Speziell für Zeitungs- und Zeitschriftenverlage enthält der Entwurf eine Entfristung der kartellrechtlich privilegierten Pressekooperationen im Bereich der verlagswirtschaftlichen Zusammenarbeit. Hiervon ist insbesondere die Zusammenarbeit im Anzeigen- und Werbegeschäft sowie im Vertrieb erfasst. Die bislang zeitlich beschränkt geltende Ausnahme soll dauerhaft erhalten bleiben. Der Referentenentwurf reagiert damit auf die bestehenden Herausforderungen für Presseverlage durch eine sich wandelnde Medienlandschaft und insbesondere den Rückgang von Werbeeinnahmen. Das ist vor allem für Verlagshäuser relevant, die bestehende Kooperationsmodelle fortführen oder neue Modelle prüfen wollen.

Stärkung des Wettbewerbs bei Energie und Kraftstoffen

Zur Stärkung des Wettbewerbs im Bereich der Energieversorgung sieht der Referentenentwurf eine Verlängerung der energiewirtschaftlichen Missbrauchsaufsicht bis Ende des Jahres 2032 vor. Die Vorschrift soll für die Versorger von Kunden mit Fernwärme sowie Strom und Gas gelten. Die Verlängerung der energiewirtschaftlichen Missbrauchsaufsicht, die bislang zu knapp 300 Verfahren führte, bettet sich in die anhaltenden Debatten um ein hohes Niveau der Energiepreise ein.

Gestärkt wird auch die Markttransparenzstelle für Kraftstoffe beim Bundeskartellamt. Die Markttransparenzstelle sammelt Informationen über Kraftstoffpreise und gibt diese Informationen an Verbraucherinformationsdienste wie Apps und Internetseiten weiter.
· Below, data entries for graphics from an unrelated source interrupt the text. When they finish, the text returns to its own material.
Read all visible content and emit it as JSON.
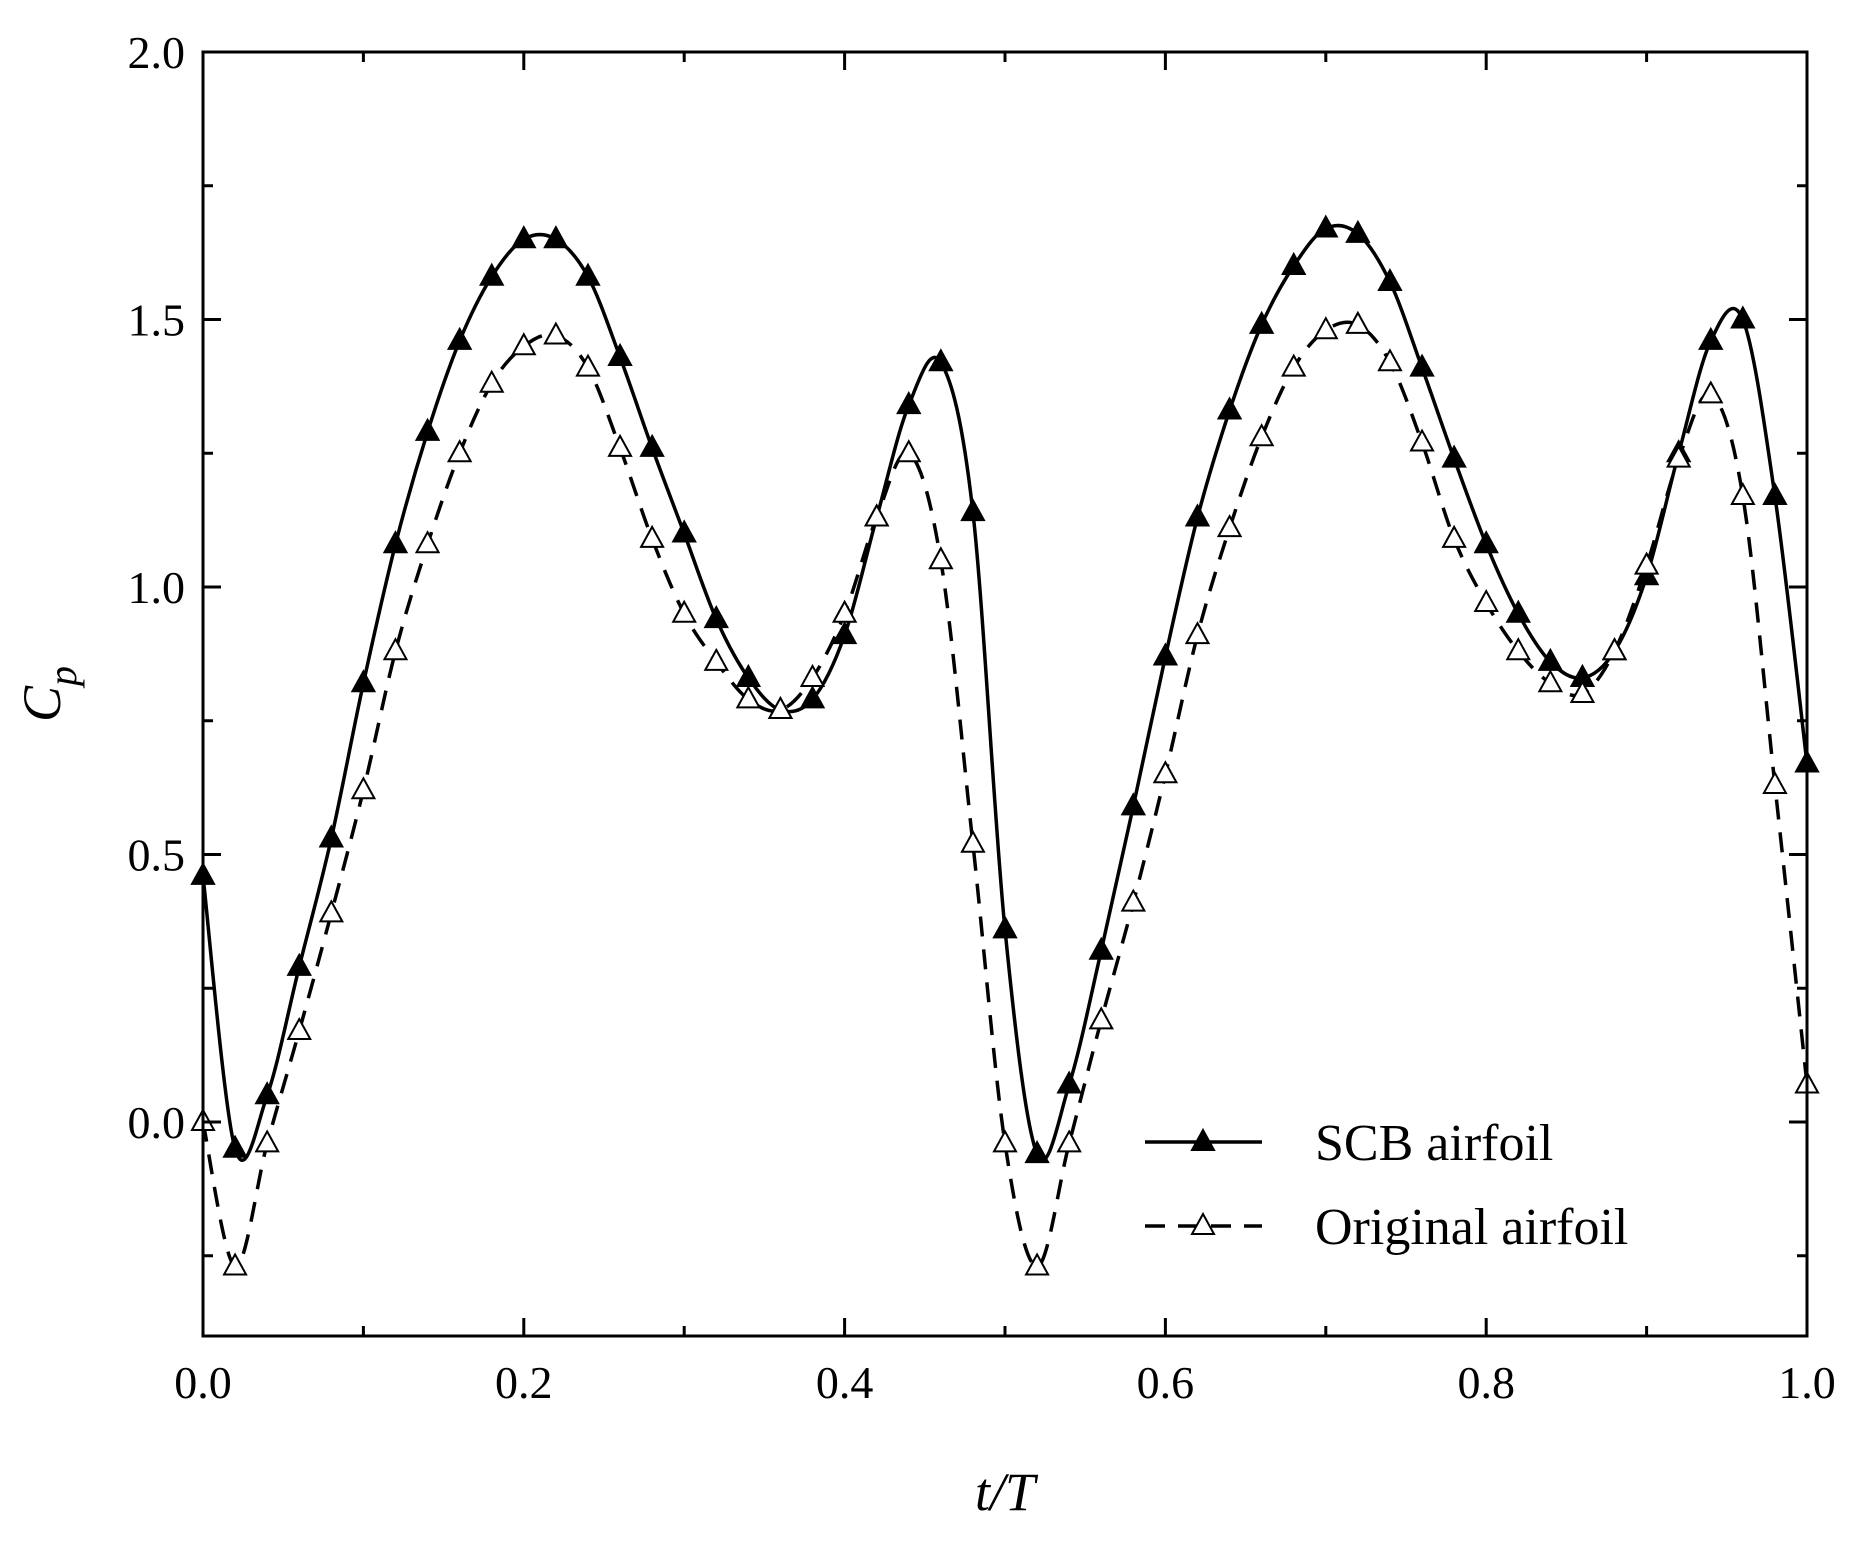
{
  "chart_data": {
    "type": "line",
    "title": "",
    "xlabel": "t/T",
    "ylabel": {
      "main": "C",
      "sub": "p"
    },
    "xlim": [
      0.0,
      1.0
    ],
    "ylim": [
      -0.4,
      2.0
    ],
    "xticks": [
      0.0,
      0.2,
      0.4,
      0.6,
      0.8,
      1.0
    ],
    "xtick_labels": [
      "0.0",
      "0.2",
      "0.4",
      "0.6",
      "0.8",
      "1.0"
    ],
    "yticks": [
      0.0,
      0.5,
      1.0,
      1.5,
      2.0
    ],
    "ytick_labels": [
      "0.0",
      "0.5",
      "1.0",
      "1.5",
      "2.0"
    ],
    "grid": false,
    "legend_position": "bottom-right",
    "series": [
      {
        "name": "SCB airfoil",
        "style": "solid",
        "marker": "filled-triangle",
        "color": "#000000",
        "x": [
          0.0,
          0.02,
          0.04,
          0.06,
          0.08,
          0.1,
          0.12,
          0.14,
          0.16,
          0.18,
          0.2,
          0.22,
          0.24,
          0.26,
          0.28,
          0.3,
          0.32,
          0.34,
          0.36,
          0.38,
          0.4,
          0.42,
          0.44,
          0.46,
          0.48,
          0.5,
          0.52,
          0.54,
          0.56,
          0.58,
          0.6,
          0.62,
          0.64,
          0.66,
          0.68,
          0.7,
          0.72,
          0.74,
          0.76,
          0.78,
          0.8,
          0.82,
          0.84,
          0.86,
          0.88,
          0.9,
          0.92,
          0.94,
          0.96,
          0.98,
          1.0
        ],
        "y": [
          0.46,
          -0.05,
          0.05,
          0.29,
          0.53,
          0.82,
          1.08,
          1.29,
          1.46,
          1.58,
          1.65,
          1.65,
          1.58,
          1.43,
          1.26,
          1.1,
          0.94,
          0.83,
          0.77,
          0.79,
          0.91,
          1.13,
          1.34,
          1.42,
          1.14,
          0.36,
          -0.06,
          0.07,
          0.32,
          0.59,
          0.87,
          1.13,
          1.33,
          1.49,
          1.6,
          1.67,
          1.66,
          1.57,
          1.41,
          1.24,
          1.08,
          0.95,
          0.86,
          0.83,
          0.88,
          1.02,
          1.25,
          1.46,
          1.5,
          1.17,
          0.67
        ]
      },
      {
        "name": "Original airfoil",
        "style": "dashed",
        "marker": "open-triangle",
        "color": "#000000",
        "x": [
          0.0,
          0.02,
          0.04,
          0.06,
          0.08,
          0.1,
          0.12,
          0.14,
          0.16,
          0.18,
          0.2,
          0.22,
          0.24,
          0.26,
          0.28,
          0.3,
          0.32,
          0.34,
          0.36,
          0.38,
          0.4,
          0.42,
          0.44,
          0.46,
          0.48,
          0.5,
          0.52,
          0.54,
          0.56,
          0.58,
          0.6,
          0.62,
          0.64,
          0.66,
          0.68,
          0.7,
          0.72,
          0.74,
          0.76,
          0.78,
          0.8,
          0.82,
          0.84,
          0.86,
          0.88,
          0.9,
          0.92,
          0.94,
          0.96,
          0.98,
          1.0
        ],
        "y": [
          0.0,
          -0.27,
          -0.04,
          0.17,
          0.39,
          0.62,
          0.88,
          1.08,
          1.25,
          1.38,
          1.45,
          1.47,
          1.41,
          1.26,
          1.09,
          0.95,
          0.86,
          0.79,
          0.77,
          0.83,
          0.95,
          1.13,
          1.25,
          1.05,
          0.52,
          -0.04,
          -0.27,
          -0.04,
          0.19,
          0.41,
          0.65,
          0.91,
          1.11,
          1.28,
          1.41,
          1.48,
          1.49,
          1.42,
          1.27,
          1.09,
          0.97,
          0.88,
          0.82,
          0.8,
          0.88,
          1.04,
          1.24,
          1.36,
          1.17,
          0.63,
          0.07
        ]
      }
    ]
  }
}
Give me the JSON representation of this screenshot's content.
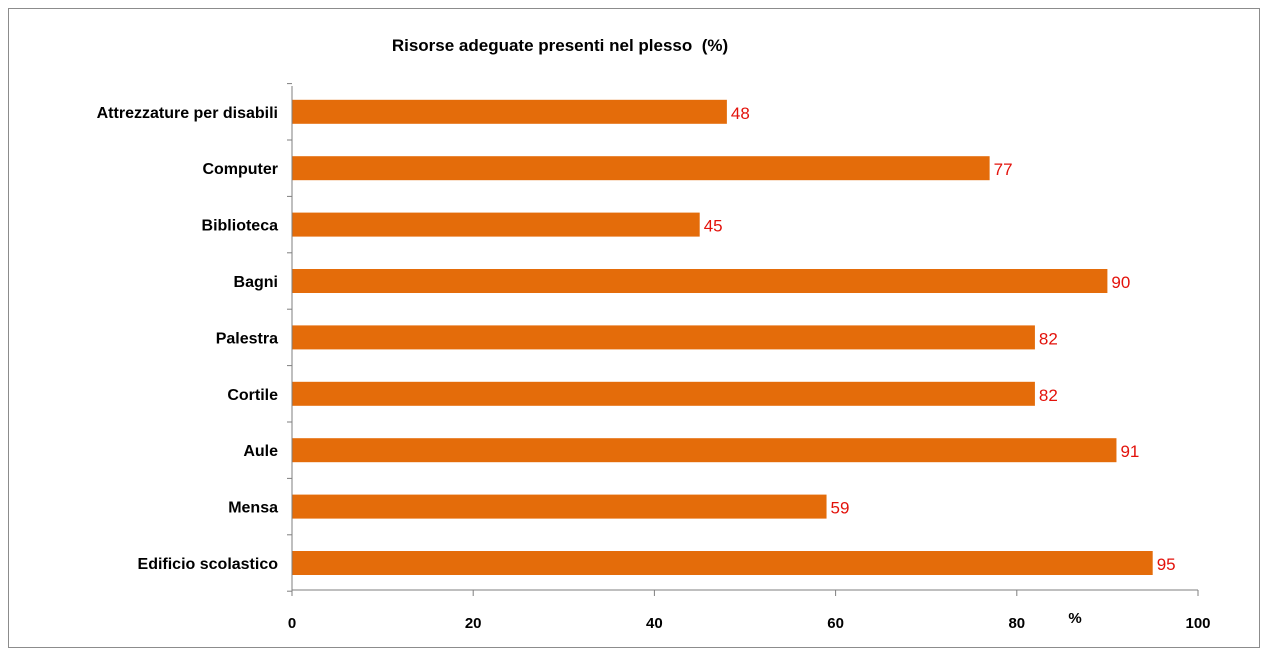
{
  "chart_data": {
    "type": "bar",
    "orientation": "horizontal",
    "title": "Risorse adeguate presenti nel plesso  (%)",
    "xlabel": "%",
    "ylabel": "",
    "categories": [
      "Edificio scolastico",
      "Mensa",
      "Aule",
      "Cortile",
      "Palestra",
      "Bagni",
      "Biblioteca",
      "Computer",
      "Attrezzature per disabili"
    ],
    "values": [
      95,
      59,
      91,
      82,
      82,
      90,
      45,
      77,
      48
    ],
    "xlim": [
      0,
      100
    ],
    "xticks": [
      0,
      20,
      40,
      60,
      80,
      100
    ],
    "grid": false,
    "legend": "none",
    "colors": {
      "bar": "#E46C0A",
      "data_label": "#E3120B",
      "axis": "#7f7f7f"
    }
  }
}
Ihre Aufgabe ist die Beobachtung des Kraftstoffmarktes. Hierzu soll die Stelle Informationen wie Absatzmengen und Preise von Kraftstoffanbietern verlangen dürfen, die auf den Tankstellen vorgelagerten Märkten tätig sind. Außerdem soll die Markttransparenzstelle künftig auch Informationen zu der Kraftstoffsorte „Super Plus“ sammeln und weitergeben können.

Wie Unternehmen im Hinblick auf die 12. GBW-Novelle handeln sollten

Die 12. GWB-Novelle ist noch nicht beschlossen. Trotzdem sollten Unternehmen nicht auf das Ende des Gesetzgebungsverfahrens warten, sondern ihre Prozesse bei Bedarf rechtzeitig anpassen.

Für die Praxis drängen sich vor allem diese Empfehlungen auf:

  • Anpassung der M&A-Checklisten und Prozessplanungen zur deutschen Fusionskontrolle
  • Vorbereitende Prüfung der Compliance-Regeln für und der internen Prozesse im Zusammenhang mit Vergabeverfahren
  • Evaluierung der branchenspezifischen Neurungen auf Chancen, Risiken und Anpassungsbedarf.

Ausblick

Der Referentenentwurf der 12.GWB-Novelle präsentiert sich als Effizienz- und Entlastungsnovelle. In der Praxis ist das nur die halbe Wahrheit. Zwar können die höheren Umsatzschwellen Unternehmen entlasten. Gleichzeitig wird die Transaktionswertschwelle weiter und in wichtigen Fällen auch unsicherer. Der Referentenentwurf verdeutlicht darüber hinaus die Bedeutung der kartellrechtlichen Compliance. Durch das neue Vergabescreening steigt das Aufdeckungsrisiko für Kartellverstöße.